It Was Never About the Title

It took me years to understand why building free side projects felt more rewarding than paid work. This is what I learned.

July 19, 2026
5 min read

For years, something didn't make sense to me.

I could spend an entire week working on production software, get paid for it, and feel satisfied that I had done my job well.

Then I would spend an entire weekend building some random side project that nobody asked for, publish it for free, wake up to find a few people actually using it, and somehow feel happier than I did all week.

It never really made sense to me.

I assumed I just hadn't found the right company. Or the right project. Or maybe I simply wasn't experienced enough yet.

It took me a long time to realize the problem wasn't software engineering itself.

It was what motivated me.


I started programming near the end of 2018.

Like many people, I learned by copying code I barely understood. Stack Overflow was open more often than my editor. Nobody explained how databases worked, how software should be structured, or what "good architecture" even meant.

I just built things. Most of them were terrible. Some of them worked. Every mistake taught me something.

Without realizing it, I also started publishing things as open source around the beginning of 2019. At the time, I wasn't thinking about maintainers, communities, or downloads.

I just liked making things and sharing them.

Most of what I built wasn't designed for anyone else. I was solving a problem I had or chasing something I was curious about. Publishing it was almost an afterthought.

Sometimes those projects stayed personal. Sometimes they unexpectedly became useful to other people.

As I became more experienced, I started working on client projects too.

Those projects taught me a lot. I learned how teams collaborate, how larger systems evolve over time, and why software in the real world often looks very different from software built for fun.

I'm genuinely grateful for that experience.

But there was always a feeling I couldn't quite explain.

Even when I cared deeply about the quality of the work, I rarely felt connected to the project itself. Not because the projects were bad, and not because the people were bad. Simply because they weren't mine.

The problems had already been defined. The roadmap already existed. Most of the important decisions had already been made.

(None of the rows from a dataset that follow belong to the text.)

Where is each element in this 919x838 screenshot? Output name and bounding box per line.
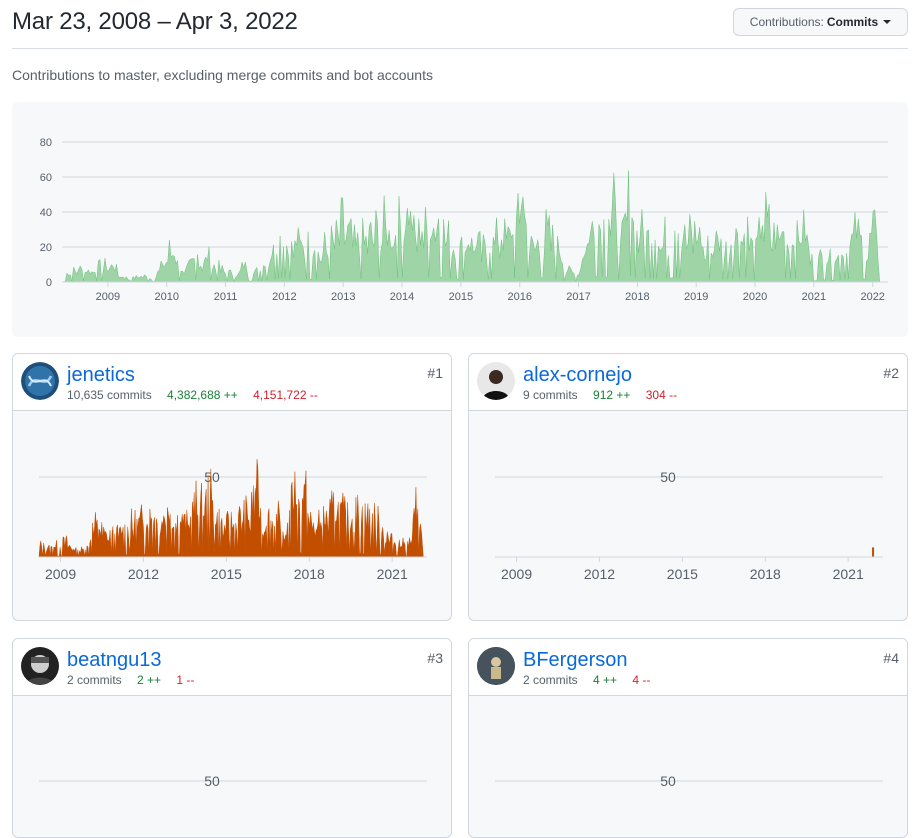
y-tick-label: 50 — [204, 469, 220, 485]
person-photo-avatar-icon[interactable] — [477, 362, 515, 400]
contributor-card-header: alex-cornejo 9 commits 912 ++ 304 -- #2 — [469, 354, 907, 411]
contributor-name-link[interactable]: alex-cornejo — [523, 364, 632, 386]
x-tick-label: 2012 — [584, 566, 615, 582]
contributor-card-header: beatngu13 2 commits 2 ++ 1 -- #3 — [13, 639, 451, 696]
commit-count[interactable]: 10,635 commits — [67, 388, 152, 402]
contributor-rank: #2 — [883, 365, 899, 381]
contributions-area — [38, 459, 427, 558]
x-tick-label: 2021 — [377, 566, 408, 582]
x-tick-label: 2009 — [45, 566, 76, 582]
x-tick-label: 2012 — [128, 566, 159, 582]
contributor-rank: #1 — [427, 365, 443, 381]
x-tick-label: 2011 — [214, 291, 238, 303]
y-tick-label: 60 — [40, 172, 52, 184]
contributor-card-2: alex-cornejo 9 commits 912 ++ 304 -- #2 … — [468, 353, 908, 621]
x-tick-label: 2018 — [294, 566, 325, 582]
additions-count: 4,382,688 ++ — [167, 388, 238, 402]
contributions-area — [872, 547, 875, 557]
contributor-name-link[interactable]: BFergerson — [523, 649, 628, 671]
date-range-title: Mar 23, 2008 – Apr 3, 2022 — [12, 8, 298, 35]
contributor-chart: 50 — [39, 773, 427, 789]
contributor-name-link[interactable]: beatngu13 — [67, 649, 162, 671]
y-tick-label: 50 — [660, 773, 676, 789]
x-tick-label: 2018 — [625, 291, 649, 303]
x-tick-label: 2015 — [667, 566, 698, 582]
deletions-count: 4,151,722 -- — [253, 388, 318, 402]
contributor-chart: 50 2009 2012 2015 2018 2021 — [38, 459, 427, 582]
contributor-stats: 2 commits 4 ++ 4 -- — [523, 673, 650, 687]
x-tick-label: 2015 — [211, 566, 242, 582]
deletions-count: 1 -- — [176, 673, 195, 687]
additions-count: 912 ++ — [593, 388, 631, 402]
additions-count: 2 ++ — [137, 673, 162, 687]
deletions-count: 304 -- — [645, 388, 678, 402]
contributor-chart: 50 2009 2012 2015 2018 2021 — [495, 469, 883, 582]
contributor-chart: 50 — [495, 773, 883, 789]
y-tick-label: 20 — [40, 242, 52, 254]
deletions-count: 4 -- — [632, 673, 651, 687]
x-tick-label: 2012 — [272, 291, 296, 303]
additions-count: 4 ++ — [593, 673, 618, 687]
x-tick-label: 2017 — [566, 291, 590, 303]
y-tick-label: 50 — [204, 773, 220, 789]
contributions-area — [62, 170, 888, 283]
person-photo-avatar-icon[interactable] — [21, 647, 59, 685]
contributor-card-header: BFergerson 2 commits 4 ++ 4 -- #4 — [469, 639, 907, 696]
contributor-name-link[interactable]: jenetics — [67, 364, 135, 386]
contributor-card-header: jenetics 10,635 commits 4,382,688 ++ 4,1… — [13, 354, 451, 411]
contributor-rank: #4 — [883, 650, 899, 666]
x-tick-label: 2016 — [507, 291, 531, 303]
x-tick-label: 2018 — [750, 566, 781, 582]
x-tick-label: 2009 — [501, 566, 532, 582]
x-tick-label: 2021 — [833, 566, 864, 582]
contributions-type-select[interactable]: Contributions: Commits — [733, 8, 908, 36]
x-tick-label: 2019 — [684, 291, 708, 303]
select-label: Contributions: — [749, 15, 824, 29]
commit-count[interactable]: 9 commits — [523, 388, 578, 402]
caret-down-icon — [883, 20, 892, 24]
x-tick-label: 2010 — [154, 291, 178, 303]
overview-chart-svg: 0 20 40 60 80 2009 2010 2011 2012 2013 2014 2015 201… — [40, 137, 888, 303]
y-tick-label: 80 — [40, 137, 52, 149]
contributions-subtitle: Contributions to master, excluding merge… — [12, 67, 433, 83]
x-tick-label: 2015 — [449, 291, 473, 303]
x-tick-label: 2013 — [331, 291, 355, 303]
x-tick-label: 2021 — [802, 291, 826, 303]
x-tick-label: 2014 — [390, 291, 414, 303]
y-tick-label: 50 — [660, 469, 676, 485]
contributor-card-1: jenetics 10,635 commits 4,382,688 ++ 4,1… — [12, 353, 452, 621]
x-tick-label: 2022 — [860, 291, 884, 303]
contributor-card-3: beatngu13 2 commits 2 ++ 1 -- #3 50 — [12, 638, 452, 838]
x-tick-label: 2009 — [96, 291, 120, 303]
contributor-rank: #3 — [427, 650, 443, 666]
person-photo-avatar-icon[interactable] — [477, 647, 515, 685]
commit-count[interactable]: 2 commits — [523, 673, 578, 687]
page-header: Mar 23, 2008 – Apr 3, 2022 Contributions… — [12, 0, 908, 49]
helix-avatar-icon[interactable] — [21, 362, 59, 400]
x-tick-label: 2020 — [743, 291, 767, 303]
y-tick-label: 0 — [46, 277, 52, 289]
contributor-stats: 9 commits 912 ++ 304 -- — [523, 388, 677, 402]
overview-chart[interactable]: 0 20 40 60 80 2009 2010 2011 2012 2013 2014 2015 201… — [12, 102, 908, 337]
y-tick-label: 40 — [40, 207, 52, 219]
contributor-card-4: BFergerson 2 commits 4 ++ 4 -- #4 50 — [468, 638, 908, 838]
contributor-stats: 10,635 commits 4,382,688 ++ 4,151,722 -- — [67, 388, 318, 402]
commit-count[interactable]: 2 commits — [67, 673, 122, 687]
select-value: Commits — [826, 15, 879, 29]
contributor-stats: 2 commits 2 ++ 1 -- — [67, 673, 194, 687]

My job was to help bring someone else's vision to life.

There's absolutely nothing wrong with that. In fact, that's how most successful software gets built.

I just realized it wasn't what kept me curious.

What kept me curious were the decisions.

  • Should this API exist at all?
  • Can this abstraction disappear completely?
  • Is this the simplest interface I can give another developer?
  • Would I still be happy maintaining this two years from now?

Those are the questions that make hours disappear without me noticing.

For a while, I assumed the goal was to keep climbing the career ladder: become a senior engineer, maybe staff one day, move to bigger companies, earn more money.

The funny thing is, none of those goals ever motivated me as much as solving a problem that interested me.

Over the years, my open source projects have accumulated millions of all-time downloads on npm.

I'm proud of that, but those numbers aren't what I think about.

What stays with me are the moments when I discover people building things I never expected. An AI tool using one library. An image editor using another. A developer solving a problem I didn't even know existed with something I happened to publish.

Most of those people have no idea who I am. I don't know who they are either.

Yet somehow our paths crossed through a few thousand lines of code.

That's still one of the most rewarding parts of programming for me.

This isn't a post about open source being better than corporate work. It isn't. Businesses need software. Client work matters. Great engineers build incredible products inside companies every day.

I just learned that I'm happiest when I get to explore my own ideas. When I get to decide what to build. When I get to obsess over API names for an hour because they don't quite feel right. When I get to redesign something simply because I think another developer will smile when they use it.

I still build most things this way. I find a problem I have, or a question I want answered, and I build my way into the answer.

Whether anyone else uses it has never been the reason I start. Somehow, it often becomes the reason I keep going.

Looking back, I don't think I was ever chasing titles. I wasn't trying to become a senior engineer or an architect.

I was chasing the same thing that got me into programming in the first place.

Curiosity.

It just took me a few years to recognize it.